If restaurants are to continue to earn the confidence of the dining public, then guests deserve to know where any given establishment stands on safety measures such as masks, screens, distancing, and sanitisers. Policies should be clear, readily available and, most importantly, put into practice. Likewise, the same goes for other mid-pandemic measures: most reasonable customers will accept flexible opening hours, reduced menus, higher prices and no-show charges if they’re communicated effectively and with transparency.

In short, to deliver on expectations and regain the trust of diners, restaurants are having to be the best version of themselves that they can be under difficult circumstances. And as a group whose comfort depends on the labour and risk of others, the least diners can do is to return the courtesy. Guest etiquette could and should be better, and that old saw about the customer always being right needs to be put to bed for good. Now’s the time to be a regular — use it or lose it, as they say — and to leave thoughtful reviews, give constructive feedback; to order an extra drink, to turn up, and to tip big.

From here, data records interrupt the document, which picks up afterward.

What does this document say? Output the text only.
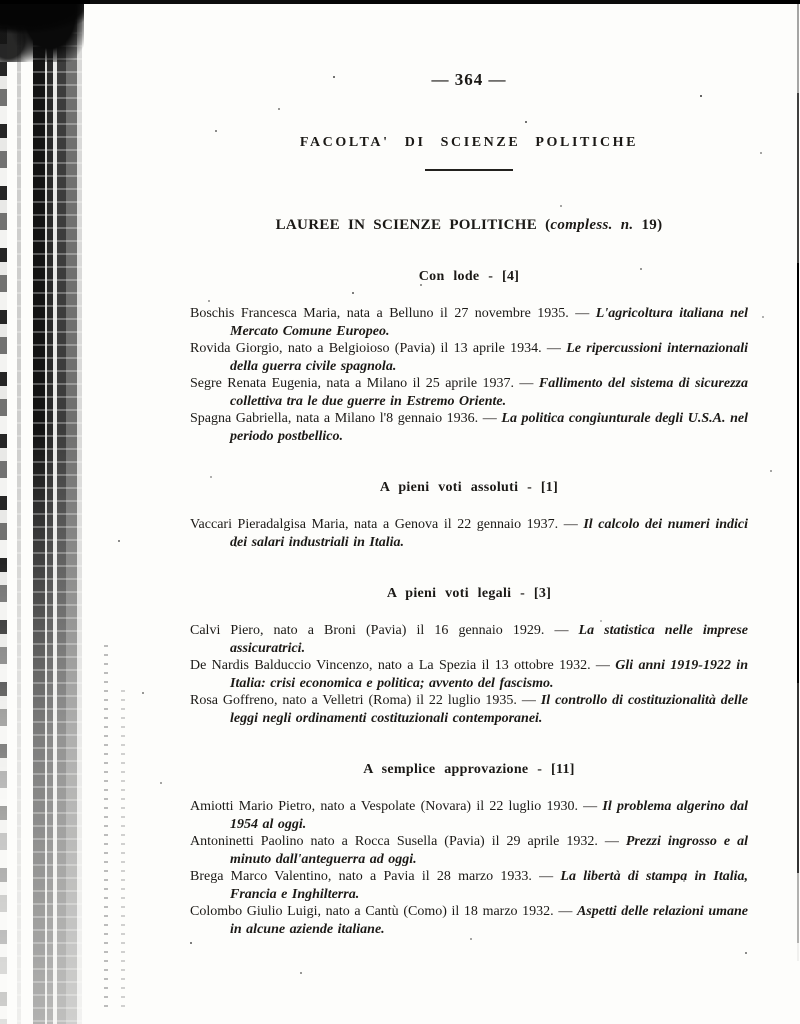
— 364 —
FACOLTA' DI SCIENZE POLITICHE
LAUREE IN SCIENZE POLITICHE (compless. n. 19)
Con lode - [4]

Boschis Francesca Maria, nata a Belluno il 27 novembre 1935. — L'agricoltura italiana nel Mercato Comune Europeo.

Rovida Giorgio, nato a Belgioioso (Pavia) il 13 aprile 1934. — Le ripercussioni internazionali della guerra civile spagnola.

Segre Renata Eugenia, nata a Milano il 25 aprile 1937. — Fallimento del sistema di sicurezza collettiva tra le due guerre in Estremo Oriente.

Spagna Gabriella, nata a Milano l'8 gennaio 1936. — La politica congiunturale degli U.S.A. nel periodo postbellico.

A pieni voti assoluti - [1]

Vaccari Pieradalgisa Maria, nata a Genova il 22 gennaio 1937. — Il calcolo dei numeri indici dei salari industriali in Italia.

A pieni voti legali - [3]

Calvi Piero, nato a Broni (Pavia) il 16 gennaio 1929. — La statistica nelle imprese assicuratrici.

De Nardis Balduccio Vincenzo, nato a La Spezia il 13 ottobre 1932. — Gli anni 1919-1922 in Italia: crisi economica e politica; avvento del fascismo.

Rosa Goffreno, nato a Velletri (Roma) il 22 luglio 1935. — Il controllo di costituzionalità delle leggi negli ordinamenti costituzionali contemporanei.

A semplice approvazione - [11]

Amiotti Mario Pietro, nato a Vespolate (Novara) il 22 luglio 1930. — Il problema algerino dal 1954 al oggi.

Antoninetti Paolino nato a Rocca Susella (Pavia) il 29 aprile 1932. — Prezzi ingrosso e al minuto dall'anteguerra ad oggi.

Brega Marco Valentino, nato a Pavia il 28 marzo 1933. — La libertà di stampa in Italia, Francia e Inghilterra.

Colombo Giulio Luigi, nato a Cantù (Como) il 18 marzo 1932. — Aspetti delle relazioni umane in alcune aziende italiane.
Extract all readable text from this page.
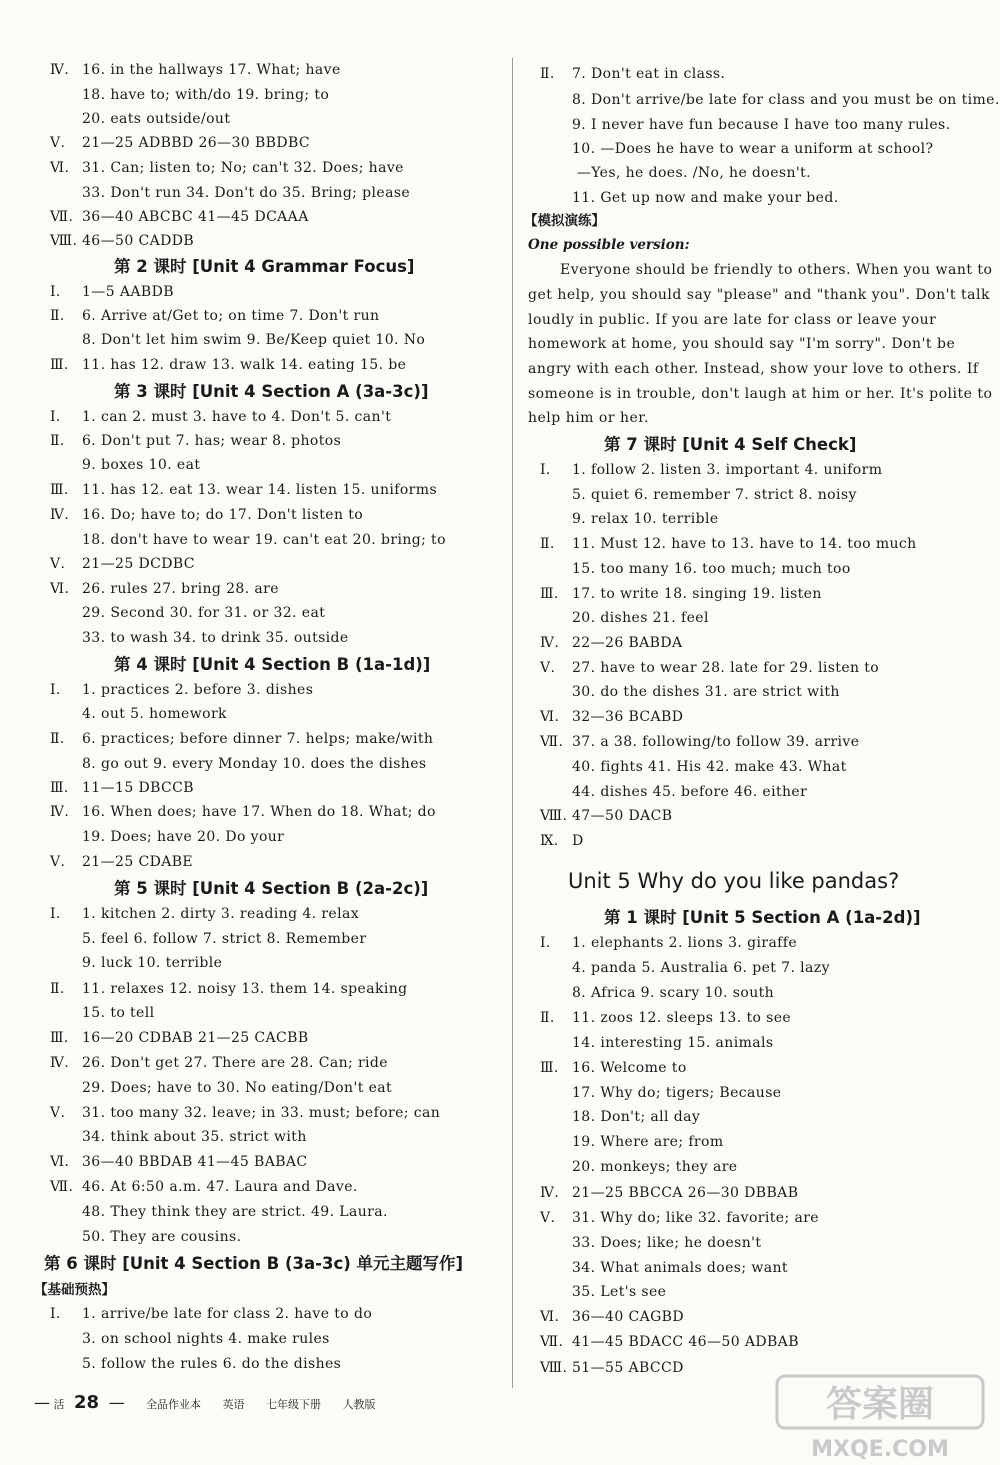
Ⅳ. 16. in the hallways 17. What; have
18. have to; with/do 19. bring; to
20. eats outside/out
Ⅴ. 21—25 ADBBD 26—30 BBDBC
Ⅵ. 31. Can; listen to; No; can't 32. Does; have
33. Don't run 34. Don't do 35. Bring; please
Ⅶ. 36—40 ABCBC 41—45 DCAAA
Ⅷ. 46—50 CADDB
第 2 课时 [Unit 4 Grammar Focus]
Ⅰ. 1—5 AABDB
Ⅱ. 6. Arrive at/Get to; on time 7. Don't run
8. Don't let him swim 9. Be/Keep quiet 10. No
Ⅲ. 11. has 12. draw 13. walk 14. eating 15. be
第 3 课时 [Unit 4 Section A (3a-3c)]
Ⅰ. 1. can 2. must 3. have to 4. Don't 5. can't
Ⅱ. 6. Don't put 7. has; wear 8. photos
9. boxes 10. eat
Ⅲ. 11. has 12. eat 13. wear 14. listen 15. uniforms
Ⅳ. 16. Do; have to; do 17. Don't listen to
18. don't have to wear 19. can't eat 20. bring; to
Ⅴ. 21—25 DCDBC
Ⅵ. 26. rules 27. bring 28. are
29. Second 30. for 31. or 32. eat
33. to wash 34. to drink 35. outside
第 4 课时 [Unit 4 Section B (1a-1d)]
Ⅰ. 1. practices 2. before 3. dishes
4. out 5. homework
Ⅱ. 6. practices; before dinner 7. helps; make/with
8. go out 9. every Monday 10. does the dishes
Ⅲ. 11—15 DBCCB
Ⅳ. 16. When does; have 17. When do 18. What; do
19. Does; have 20. Do your
Ⅴ. 21—25 CDABE
第 5 课时 [Unit 4 Section B (2a-2c)]
Ⅰ. 1. kitchen 2. dirty 3. reading 4. relax
5. feel 6. follow 7. strict 8. Remember
9. luck 10. terrible
Ⅱ. 11. relaxes 12. noisy 13. them 14. speaking
15. to tell
Ⅲ. 16—20 CDBAB 21—25 CACBB
Ⅳ. 26. Don't get 27. There are 28. Can; ride
29. Does; have to 30. No eating/Don't eat
Ⅴ. 31. too many 32. leave; in 33. must; before; can
34. think about 35. strict with
Ⅵ. 36—40 BBDAB 41—45 BABAC
Ⅶ. 46. At 6:50 a.m. 47. Laura and Dave.
48. They think they are strict. 49. Laura.
50. They are cousins.
第 6 课时 [Unit 4 Section B (3a-3c) 单元主题写作]
【基础预热】
Ⅰ. 1. arrive/be late for class 2. have to do
3. on school nights 4. make rules
5. follow the rules 6. do the dishes
Ⅱ. 7. Don't eat in class.
8. Don't arrive/be late for class and you must be on time.
9. I never have fun because I have too many rules.
10. —Does he have to wear a uniform at school?
—Yes, he does. /No, he doesn't.
11. Get up now and make your bed.
【模拟演练】
One possible version:
Everyone should be friendly to others. When you want to
get help, you should say "please" and "thank you". Don't talk
loudly in public. If you are late for class or leave your
homework at home, you should say "I'm sorry". Don't be
angry with each other. Instead, show your love to others. If
someone is in trouble, don't laugh at him or her. It's polite to
help him or her.
第 7 课时 [Unit 4 Self Check]
Ⅰ. 1. follow 2. listen 3. important 4. uniform
5. quiet 6. remember 7. strict 8. noisy
9. relax 10. terrible
Ⅱ. 11. Must 12. have to 13. have to 14. too much
15. too many 16. too much; much too
Ⅲ. 17. to write 18. singing 19. listen
20. dishes 21. feel
Ⅳ. 22—26 BABDA
Ⅴ. 27. have to wear 28. late for 29. listen to
30. do the dishes 31. are strict with
Ⅵ. 32—36 BCABD
Ⅶ. 37. a 38. following/to follow 39. arrive
40. fights 41. His 42. make 43. What
44. dishes 45. before 46. either
Ⅷ. 47—50 DACB
Ⅸ. D
Unit 5 Why do you like pandas?
第 1 课时 [Unit 5 Section A (1a-2d)]
Ⅰ. 1. elephants 2. lions 3. giraffe
4. panda 5. Australia 6. pet 7. lazy
8. Africa 9. scary 10. south
Ⅱ. 11. zoos 12. sleeps 13. to see
14. interesting 15. animals
Ⅲ. 16. Welcome to
17. Why do; tigers; Because
18. Don't; all day
19. Where are; from
20. monkeys; they are
Ⅳ. 21—25 BBCCA 26—30 DBBAB
Ⅴ. 31. Why do; like 32. favorite; are
33. Does; like; he doesn't
34. What animals does; want
35. Let's see
Ⅵ. 36—40 CAGBD
Ⅶ. 41—45 BDACC 46—50 ADBAB
Ⅷ. 51—55 ABCCD
— 活 28 — 全品作业本 英语 七年级下册 人教版	答案圈
MXQE.COM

When a restaurant like Leroy reopens with new systems such as its ‘no-list’ wine list and scrapped service charges, it’s asking diners to understand what they do and to have faith. There’s no place for mistrust.

At the risk of losing some of the magic, restaurateurs are finally pulling back the curtain to allow for greater transparency to their guests, and, the hope is, to instill a greater sense of trust. Jules Pearson, F&B partnerships and insight director at Ennismore, says: “I think people who aren’t necessarily in the hospitality industry don’t see the planning that takes places behind the scenes to even be open during this time, the impact it has on the team members, or understand the cost of running a restaurant.”

The pandemic has presented an opportunity to reimagine the relationship between guest and operator, and not a moment too soon. There’s hope that something more equitable and more sustainable lies on the other side, and much of that will boil down to the mutual trust between restaurants and their diners, and the bilateral acceptance that a return to dining as it was is unlikely. With the country now officially in recession and the new season likely to bring with it a spike in cases — and the threat of another lockdown — it’s now not a question of philosophy, so much as one of survival.